脊椎動物門(哺乳綱/ウシ目/イノシシ科)
徳之島のリュウキュウイノシシ
Sus scrofa riukiuanus

徳之島
絶滅のおそれのある
地域個体群(LP)
 リュウキュウイノシシは日本本土に生息するニホンイノシシの琉球列島亜種で、体が小型なのが特徴です。奄美諸島、沖縄本島、先頭諸島に分布しますが、そのうち徳之島の個体群は、島の規模、生息環境、捕獲数などから見て、とくに個体群の規模が小さく、絶滅の危険性が大きいと推定されています。
 本土のニホンイノシシの体長は約150cm、体重は約100kgになりますが、リュウキュウイノシシは体長110〜147cm、体重は45〜49kgとずいぶん小型です。

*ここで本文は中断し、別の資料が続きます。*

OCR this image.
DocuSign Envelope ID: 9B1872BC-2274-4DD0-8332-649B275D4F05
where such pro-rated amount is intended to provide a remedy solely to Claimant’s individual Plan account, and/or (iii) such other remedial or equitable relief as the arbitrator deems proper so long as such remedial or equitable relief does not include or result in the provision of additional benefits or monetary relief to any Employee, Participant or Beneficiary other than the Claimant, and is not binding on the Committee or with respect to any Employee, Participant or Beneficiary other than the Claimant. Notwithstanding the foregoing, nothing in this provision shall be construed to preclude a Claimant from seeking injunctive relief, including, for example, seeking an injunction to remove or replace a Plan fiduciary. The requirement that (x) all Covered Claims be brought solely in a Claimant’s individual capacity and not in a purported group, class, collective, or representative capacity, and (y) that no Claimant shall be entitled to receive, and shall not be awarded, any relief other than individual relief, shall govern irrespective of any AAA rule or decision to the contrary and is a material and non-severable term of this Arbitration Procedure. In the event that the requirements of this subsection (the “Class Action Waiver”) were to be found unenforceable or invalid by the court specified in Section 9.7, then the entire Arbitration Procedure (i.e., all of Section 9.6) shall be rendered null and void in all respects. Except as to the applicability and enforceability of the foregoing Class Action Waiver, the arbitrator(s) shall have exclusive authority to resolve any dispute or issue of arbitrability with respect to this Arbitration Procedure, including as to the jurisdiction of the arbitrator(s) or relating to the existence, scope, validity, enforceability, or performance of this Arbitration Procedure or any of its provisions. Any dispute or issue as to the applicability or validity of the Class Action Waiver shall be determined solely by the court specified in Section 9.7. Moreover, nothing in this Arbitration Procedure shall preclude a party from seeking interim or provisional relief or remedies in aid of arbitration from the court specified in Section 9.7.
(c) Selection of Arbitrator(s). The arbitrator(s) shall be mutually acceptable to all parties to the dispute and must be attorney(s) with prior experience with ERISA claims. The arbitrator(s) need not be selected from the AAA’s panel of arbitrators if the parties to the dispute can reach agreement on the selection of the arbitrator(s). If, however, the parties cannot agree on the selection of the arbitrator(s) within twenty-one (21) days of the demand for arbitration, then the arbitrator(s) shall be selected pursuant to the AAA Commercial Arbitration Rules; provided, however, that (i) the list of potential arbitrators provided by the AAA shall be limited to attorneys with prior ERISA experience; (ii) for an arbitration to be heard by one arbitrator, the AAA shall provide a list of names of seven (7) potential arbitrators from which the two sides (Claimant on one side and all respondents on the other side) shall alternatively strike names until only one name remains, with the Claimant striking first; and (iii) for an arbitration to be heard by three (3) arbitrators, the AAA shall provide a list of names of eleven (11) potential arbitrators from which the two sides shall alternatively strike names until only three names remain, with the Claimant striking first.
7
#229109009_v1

 おもに森林で生活していますが草原や農耕地にも現れます。雑食性でシイの実、タケノコや、ミカン類、サツマイモ、サトウキビなどの農作物の他、ネズミ、昆虫類、ミミズ、カタツムリ、ヘビなどの動物も食物とします。出産は10〜12月と4〜5月の年2回で、1産で4〜6頭の子供を産みます。
 徳之島は山地が少なく、農業開発が進んでいてリュウキュウイノシシの生息に適した森林が非常に少ない上、狩猟や有害駆除の対象にもなっていて、徳之島個体群にとって大きな脅威となっています。